High INTRO1 failure rate with TestingTorNetwork
In shadow simulations with TestingTorNetwork set, hidden service clients get a lot of errors like:
Jan 01 00:06:02.017 [info] handle_introduce_ack_bad(): Received INTRODUCE_ACK nack by $8A269A69067A353059B3C24C0316A3DCA8B3CE19~ [VJtO38jK4XYxnRFX7LOhHTf+kJaGynhhbeeJ21rk30A] at 202.61.225.95. Reason: 1
In the intro point logs, we can see the corresponding log entries such as:
5294:Jan 01 00:05:21.858 [info] handle_introduce1(): No intro circuit found for INTRODUCE1 cell with auth key df0+MAxHZZTPzG4LFC+Pdu1r3mPSRMl6d5GGttl1wmQ from circuit 1033772687. Responding with NACK.
It looks like one of the effects of TestingTorNetwork is to set the min and max intro point lifetime to 10s and 30s. Removing those overrides seems to make the problem go away. https://gitlab.torproject.org/tpo/core/tor/-/blob/main/src/feature/hs/hs_service.c?ref_type=heads#L431
So, one solution is to remove those overrides permanently (or increase them, or make them separate Testing* config params).
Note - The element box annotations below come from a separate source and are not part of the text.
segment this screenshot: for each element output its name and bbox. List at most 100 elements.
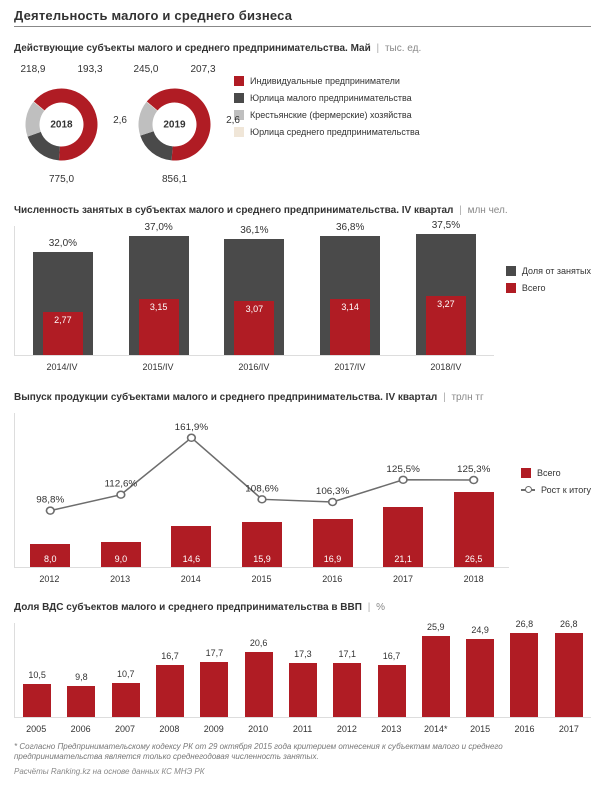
- chart2-slot: 36,8% 3,14: [311, 226, 389, 355]
- chart2-grey-bar: 37,0% 3,15: [129, 236, 189, 355]
- donut-year: 2018: [50, 119, 72, 130]
- chart2-xlabel: 2017/IV: [311, 362, 389, 372]
- chart4-bar: 10,7: [112, 683, 140, 717]
- chart3-line-label: 161,9%: [175, 421, 209, 431]
- legend-label: Юрлица среднего предпринимательства: [250, 127, 420, 137]
- donut-top-left: 245,0: [133, 64, 158, 75]
- donut-top-right: 193,3: [78, 64, 103, 75]
- chart3-marker: [117, 491, 125, 498]
- chart4-bar: 26,8: [510, 633, 538, 717]
- chart4-xlabel: 2008: [147, 724, 191, 734]
- legend-label: Всего: [537, 468, 561, 478]
- chart4-xlabel: 2011: [280, 724, 324, 734]
- chart2-grey-bar: 32,0% 2,77: [33, 252, 93, 355]
- chart3-line-label: 125,3%: [457, 464, 491, 474]
- chart3-xlabel: 2013: [85, 574, 156, 584]
- legend-swatch: [506, 283, 516, 293]
- legend-label: Крестьянские (фермерские) хозяйства: [250, 110, 412, 120]
- section4-unit: %: [376, 602, 385, 613]
- legend-label: Рост к итогу: [541, 485, 591, 495]
- section1-unit: тыс. ед.: [385, 43, 421, 54]
- donut: 2019 2,6: [127, 77, 222, 172]
- chart3-legend: Всего Рост к итогу: [521, 468, 591, 602]
- chart2: 32,0% 2,77 37,0% 3,15 36,1% 3,07 36,8% 3…: [14, 226, 494, 356]
- chart3-xlabel: 2015: [226, 574, 297, 584]
- chart4-xlabels: 2005200620072008200920102011201220132014…: [14, 724, 591, 734]
- section3-unit: трлн тг: [451, 392, 483, 403]
- chart3-line-label: 98,8%: [36, 494, 65, 504]
- chart2-grey-val: 37,0%: [129, 222, 189, 233]
- chart4-val: 24,9: [460, 625, 500, 635]
- chart4-xlabel: 2006: [58, 724, 102, 734]
- chart4-bar: 9,8: [67, 686, 95, 717]
- source: Расчёты Ranking.kz на основе данных КС М…: [14, 767, 591, 776]
- section4-text: Доля ВДС субъектов малого и среднего пре…: [14, 602, 362, 613]
- chart4-xlabel: 2015: [458, 724, 502, 734]
- chart4-xlabel: 2012: [325, 724, 369, 734]
- chart4-bar: 10,5: [23, 684, 51, 717]
- chart2-xlabel: 2018/IV: [407, 362, 485, 372]
- donut-block-2019: 245,0 207,3 2019 2,6 856,1: [127, 64, 222, 185]
- section3-text: Выпуск продукции субъектами малого и сре…: [14, 392, 437, 403]
- chart4-xlabel: 2007: [103, 724, 147, 734]
- sep: |: [377, 43, 380, 54]
- chart3-xlabel: 2014: [155, 574, 226, 584]
- chart2-red-bar: 2,77: [43, 312, 83, 355]
- chart3-xlabels: 2012201320142015201620172018: [14, 574, 509, 584]
- chart2-red-bar: 3,14: [330, 299, 370, 355]
- chart4-val: 25,9: [416, 622, 456, 632]
- chart2-slot: 32,0% 2,77: [24, 226, 102, 355]
- donut-top-labels: 218,9 193,3: [20, 64, 102, 75]
- legend-label: Всего: [522, 283, 546, 293]
- section1-text: Действующие субъекты малого и среднего п…: [14, 43, 371, 54]
- chart4-xlabel: 2005: [14, 724, 58, 734]
- legend-swatch: [234, 127, 244, 137]
- chart2-xlabel: 2014/IV: [23, 362, 101, 372]
- donut-slice: [28, 132, 60, 161]
- legend-item: Юрлица малого предпринимательства: [234, 93, 420, 103]
- chart3-line-label: 106,3%: [316, 485, 350, 495]
- section1-title: Действующие субъекты малого и среднего п…: [14, 43, 591, 54]
- donut-slice: [140, 131, 172, 160]
- chart3: 8,09,014,615,916,921,126,5 98,8%112,6%16…: [14, 413, 509, 568]
- donut-bottom: 775,0: [49, 174, 74, 185]
- chart2-slot: 37,0% 3,15: [120, 226, 198, 355]
- legend-item: Всего: [506, 283, 591, 293]
- chart2-xlabel: 2015/IV: [119, 362, 197, 372]
- chart2-red-bar: 3,07: [234, 301, 274, 355]
- chart3-line-label: 108,6%: [245, 483, 279, 493]
- donut-year: 2019: [163, 119, 185, 130]
- chart2-red-val: 2,77: [43, 315, 83, 325]
- chart4-val: 26,8: [549, 619, 589, 629]
- page-title: Деятельность малого и среднего бизнеса: [14, 8, 591, 27]
- legend-label: Юрлица малого предпринимательства: [250, 93, 412, 103]
- chart2-grey-val: 37,5%: [416, 220, 476, 231]
- section2-unit: млн чел.: [468, 205, 508, 216]
- chart4-val: 16,7: [372, 651, 412, 661]
- chart4-xlabel: 2017: [547, 724, 591, 734]
- chart4-val: 17,1: [327, 649, 367, 659]
- legend-label: Индивидуальные предприниматели: [250, 76, 400, 86]
- chart2-grey-bar: 36,1% 3,07: [224, 239, 284, 355]
- chart2-red-bar: 3,15: [139, 299, 179, 355]
- chart2-legend: Доля от занятыхВсего: [506, 266, 591, 392]
- chart2-slot: 36,1% 3,07: [215, 226, 293, 355]
- chart4-bar: 17,1: [333, 663, 361, 717]
- section3-title: Выпуск продукции субъектами малого и сре…: [14, 392, 591, 403]
- chart4: 10,59,810,716,717,720,617,317,116,725,92…: [14, 623, 591, 718]
- chart2-xlabel: 2016/IV: [215, 362, 293, 372]
- legend-item: Рост к итогу: [521, 485, 591, 495]
- chart2-grey-val: 36,8%: [320, 222, 380, 233]
- donut-block-2018: 218,9 193,3 2018 2,6 775,0: [14, 64, 109, 185]
- chart3-marker: [399, 476, 407, 483]
- chart2-grey-bar: 37,5% 3,27: [416, 234, 476, 355]
- chart2-red-val: 3,07: [234, 304, 274, 314]
- chart4-bar: 24,9: [466, 639, 494, 717]
- chart4-bar: 25,9: [422, 636, 450, 717]
- legend-swatch: [234, 93, 244, 103]
- chart2-grey-val: 36,1%: [224, 225, 284, 236]
- footnote: * Согласно Предпринимательскому кодексу …: [14, 742, 591, 763]
- chart2-red-val: 3,15: [139, 302, 179, 312]
- chart4-bar: 26,8: [555, 633, 583, 717]
- legend-line-swatch: [521, 489, 535, 491]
It might be worth checking though whether the client behavior ought to be improved; @arma thinks these aggressive parameters combined with a relatively small network might be causing a particularly bad situation for the client's failure cache. Might be worth understanding what's going on there and improving it, even if the issue is less likely in production and with less aggressive intro point rollover.